Two things are fascinating about that - Starkey has been described by Wikipedia as a English constitutional historian, a radio and television presenter, and a specialist in the Tudor dynasty and Tudor period. He is openly gay but that hardly makes him an activist. Of course that's in the real world. In the world of the religious right, any lgbt not in the closet is an "activist."
Secondly it's highly ironic that Starkey's comments about "forced morality" is being applauded by the same folks on the forefront of the battles against gay rights, women making choices about their own bodies, etc - and all because of the morality they want to impose on others.
The grand irony is that these folks want to attach Starkey's comments about situation with a privately owned business in another country (I'm not aware of all of the details regarding this controversy) to situations in America, which at times involve public tax dollars.
Like the Ocean Grove Pavilion for example.
The Ocean Grove Pavilion was a piece of property owned by a religious group in New Jersey. When a lesbian couple tried to use the pavilion to have a civil union ceremony, the group said no, citing religious beliefs against homosexuality.
The lesbian couple sued and won and just like that, the religious right had a new cause celebre, i.e. new so-called victims of gay rights overreach.
However, religious right groups repeating the story about this so-called injustice always omitted the fact that the religious group was getting tax breaks on this piece of property. And one of the requirements of the tax breaks was that they couldn't discriminate on who could use the property.

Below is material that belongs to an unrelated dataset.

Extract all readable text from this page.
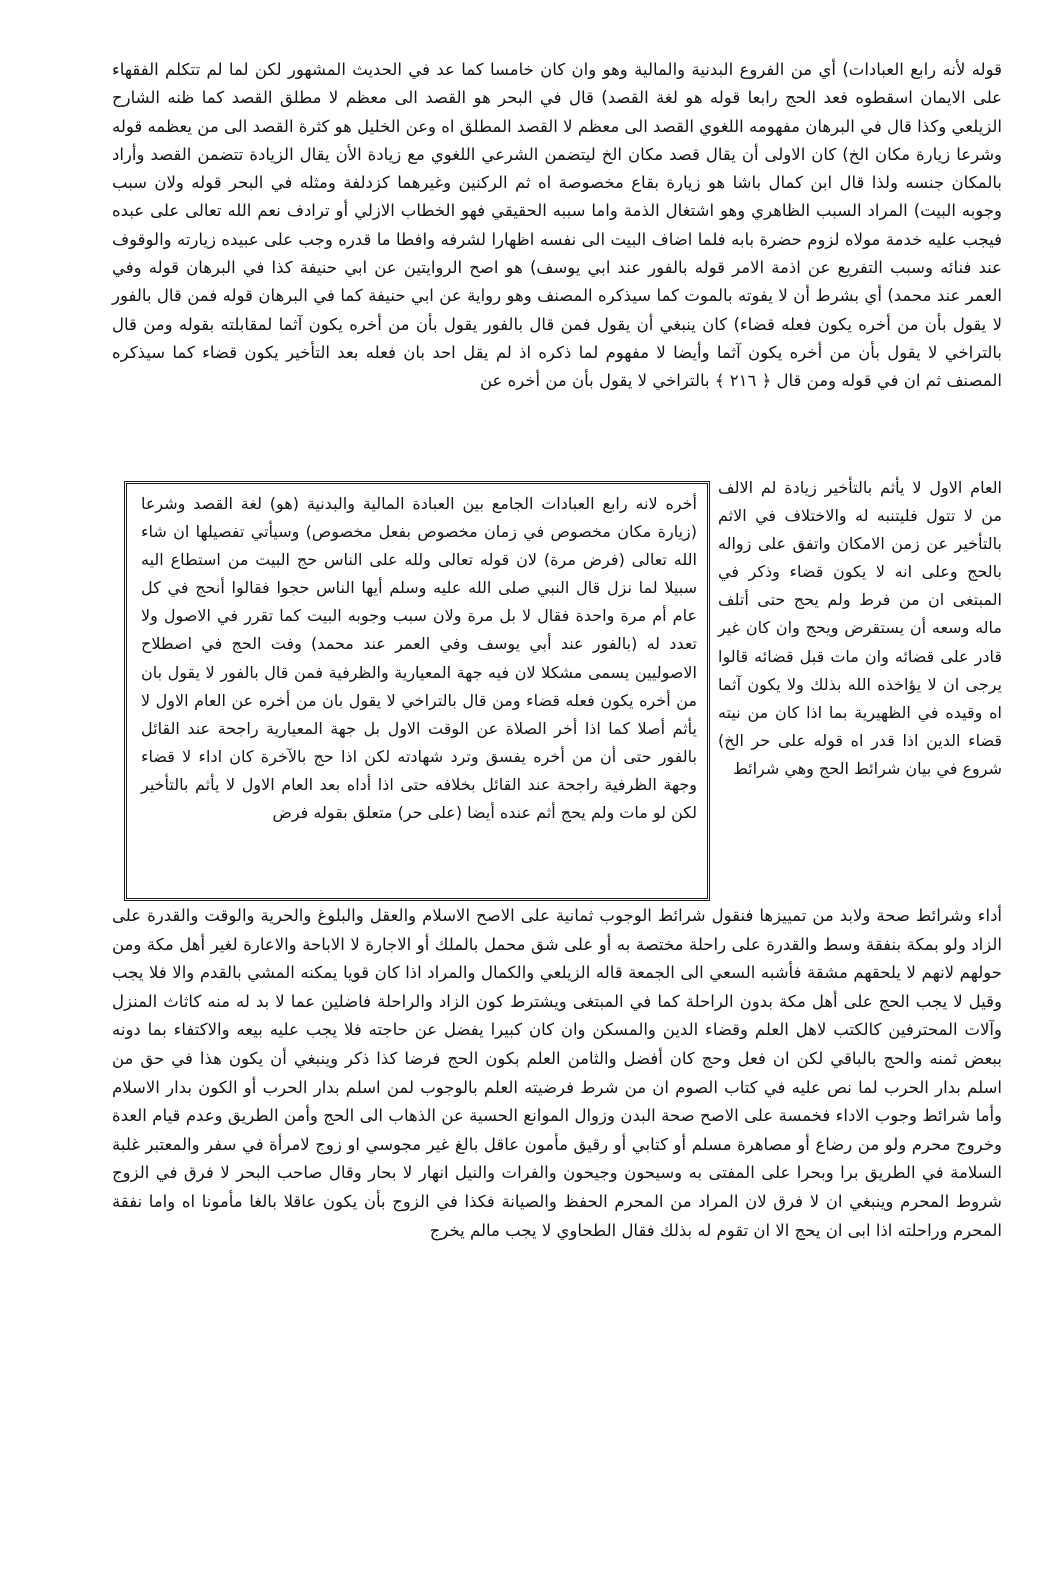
قوله لأنه رابع العبادات) أي من الفروع البدنية والمالية وهو وان كان خامسا كما عد في الحديث المشهور لكن لما لم تتكلم الفقهاء على الايمان اسقطوه فعد الحج رابعا قوله هو لغة القصد) قال في البحر هو القصد الى معظم لا مطلق القصد كما ظنه الشارح الزيلعي وكذا قال في البرهان مفهومه اللغوي القصد الى معظم لا القصد المطلق اه وعن الخليل هو كثرة القصد الى من يعظمه قوله وشرعا زيارة مكان الخ) كان الاولى أن يقال قصد مكان الخ ليتضمن الشرعي اللغوي مع زيادة الأن يقال الزيادة تتضمن القصد وأراد بالمكان جنسه ولذا قال ابن كمال باشا هو زيارة بقاع مخصوصة اه ثم الركنين وغيرهما كزدلفة ومثله في البحر قوله ولان سبب وجوبه البيت) المراد السبب الظاهري وهو اشتغال الذمة واما سببه الحقيقي فهو الخطاب الازلي أو ترادف نعم الله تعالى على عبده فيجب عليه خدمة مولاه لزوم حضرة بابه فلما اضاف البيت الى نفسه اظهارا لشرفه وافطا ما قدره وجب على عبيده زيارته والوقوف عند فنائه وسبب التفريع عن اذمة الامر قوله بالفور عند ابي يوسف) هو اصح الروايتين عن ابي حنيفة كذا في البرهان قوله وفي العمر عند محمد) أي بشرط أن لا يفوته بالموت كما سيذكره المصنف وهو رواية عن ابي حنيفة كما في البرهان قوله فمن قال بالفور لا يقول بأن من أخره يكون فعله قضاء) كان ينبغي أن يقول فمن قال بالفور يقول بأن من أخره يكون آثما لمقابلته بقوله ومن قال بالتراخي لا يقول بأن من أخره يكون آثما وأيضا لا مفهوم لما ذكره اذ لم يقل احد بان فعله بعد التأخير يكون قضاء كما سيذكره المصنف ثم ان في قوله ومن قال ﴿ ٢١٦ ﴾ بالتراخي لا يقول بأن من أخره عن

العام الاول لا يأثم بالتأخير زيادة لم الالف من لا تتول فليتنبه له والاختلاف في الاثم بالتأخير عن زمن الامكان واتفق على زواله بالحج وعلى انه لا يكون قضاء وذكر في المبتغى ان من فرط ولم يحج حتى أتلف ماله وسعه أن يستقرض ويحج وان كان غير قادر على قضائه وان مات قبل قضائه قالوا يرجى ان لا يؤاخذه الله بذلك ولا يكون آثما اه وقيده في الظهيرية بما اذا كان من نيته قضاء الدين اذا قدر اه قوله على حر الخ) شروع في بيان شرائط الحج وهي شرائط

أخره لانه رابع العبادات الجامع بين العبادة المالية والبدنية (هو) لغة القصد وشرعا (زيارة مكان مخصوص في زمان مخصوص بفعل مخصوص) وسيأتي تفصيلها ان شاء الله تعالى (فرض مرة) لان قوله تعالى ولله على الناس حج البيت من استطاع اليه سبيلا لما نزل قال النبي صلى الله عليه وسلم أيها الناس حجوا فقالوا أنحج في كل عام أم مرة واحدة فقال لا بل مرة ولان سبب وجوبه البيت كما تقرر في الاصول ولا تعدد له (بالفور عند أبي يوسف وفي العمر عند محمد) وفت الحج في اصطلاح الاصوليين يسمى مشكلا لان فيه جهة المعيارية والظرفية فمن قال بالفور لا يقول بان من أخره يكون فعله قضاء ومن قال بالتراخي لا يقول بان من أخره عن العام الاول لا يأثم أصلا كما اذا أخر الصلاة عن الوقت الاول بل جهة المعيارية راجحة عند القائل بالفور حتى أن من أخره يفسق وترد شهادته لكن اذا حج بالآخرة كان اداء لا قضاء وجهة الظرفية راجحة عند القائل بخلافه حتى اذا أداه بعد العام الاول لا يأثم بالتأخير لكن لو مات ولم يحج أثم عنده أيضا (على حر) متعلق بقوله فرض

أداء وشرائط صحة ولابد من تمييزها فنقول شرائط الوجوب ثمانية على الاصح الاسلام والعقل والبلوغ والحرية والوقت والقدرة على الزاد ولو بمكة بنفقة وسط والقدرة على راحلة مختصة به أو على شق محمل بالملك أو الاجارة لا الاباحة والاعارة لغير أهل مكة ومن حولهم لانهم لا يلحقهم مشقة فأشبه السعي الى الجمعة قاله الزيلعي والكمال والمراد اذا كان قويا يمكنه المشي بالقدم والا فلا يجب وقيل لا يجب الحج على أهل مكة بدون الراحلة كما في المبتغى ويشترط كون الزاد والراحلة فاضلين عما لا بد له منه كاثاث المنزل وآلات المحترفين كالكتب لاهل العلم وقضاء الدين والمسكن وان كان كبيرا يفضل عن حاجته فلا يجب عليه بيعه والاكتفاء بما دونه ببعض ثمنه والحج بالباقي لكن ان فعل وحج كان أفضل والثامن العلم بكون الحج فرضا كذا ذكر وينبغي أن يكون هذا في حق من اسلم بدار الحرب لما نص عليه في كتاب الصوم ان من شرط فرضيته العلم بالوجوب لمن اسلم بدار الحرب أو الكون بدار الاسلام وأما شرائط وجوب الاداء فخمسة على الاصح صحة البدن وزوال الموانع الحسية عن الذهاب الى الحج وأمن الطريق وعدم قيام العدة وخروج محرم ولو من رضاع أو مصاهرة مسلم أو كتابي أو رقيق مأمون عاقل بالغ غير مجوسي او زوج لامرأة في سفر والمعتبر غلبة السلامة في الطريق برا وبحرا على المفتى به وسيحون وجيحون والفرات والنيل انهار لا بحار وقال صاحب البحر لا فرق في الزوج شروط المحرم وينبغي ان لا فرق لان المراد من المحرم الحفظ والصيانة فكذا في الزوج بأن يكون عاقلا بالغا مأمونا اه واما نفقة المحرم وراحلته اذا ابى ان يحج الا ان تقوم له بذلك فقال الطحاوي لا يجب مالم يخرج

The real question here is how much should people be allowed discriminate based on personal religious beliefs. Should this ability to discriminate be applied in cases where tax dollars are spent? Or how about in cases regarding business owners or service providers in general?
Just how much consideration should someone's "deeply held personal beliefs" be given over someone else's right to be able to find a place to live or attain necessities?
Lastly, if we open up the doors of anti-lgbt discrimination on the grounds of "personal religious beliefs," then why not open the doors of racial discrimination? Or gender discrimination?
Strangely enough, these questions never seem to come up when religious right groups whine about how their rights are being taken away.
I wonder why is that?
The religious in this country actually feel they have a superior right to special treatment by the government, which in reality, is complete bullshit. Our Constitution says that "...Congress shall make no law respecting the establishment of religion...".
ReplyDeleteThe Constitution does not say that the government can't DISRESPECT THE ESTABLISHMENT OF RELIGION. Only says it can't make laws that respect it.
To me that means that the 501(c)(3)and (4) laws are illegal. The government should have NO LAWS respecting an establishment of relgiion, including tax breaks.
This is segregation all over again. Back in the day, white Southern business owners used very similar arguments to keep black people out of their establishments. History just keeps repeating itself, until we learn our lesson.
ReplyDeleteConsidering that beliefs -- especially religious beliefs -- are something that one chooses, and one's sexual orientation (or skin color, or dominant hand, or disability) is not, I'm gonna have to go with, "No. Christians should NOT be allowed to discriminate on the basis of personal beliefs."
ReplyDelete(Though it would be great fun to turn the tables on the Christers with this one.)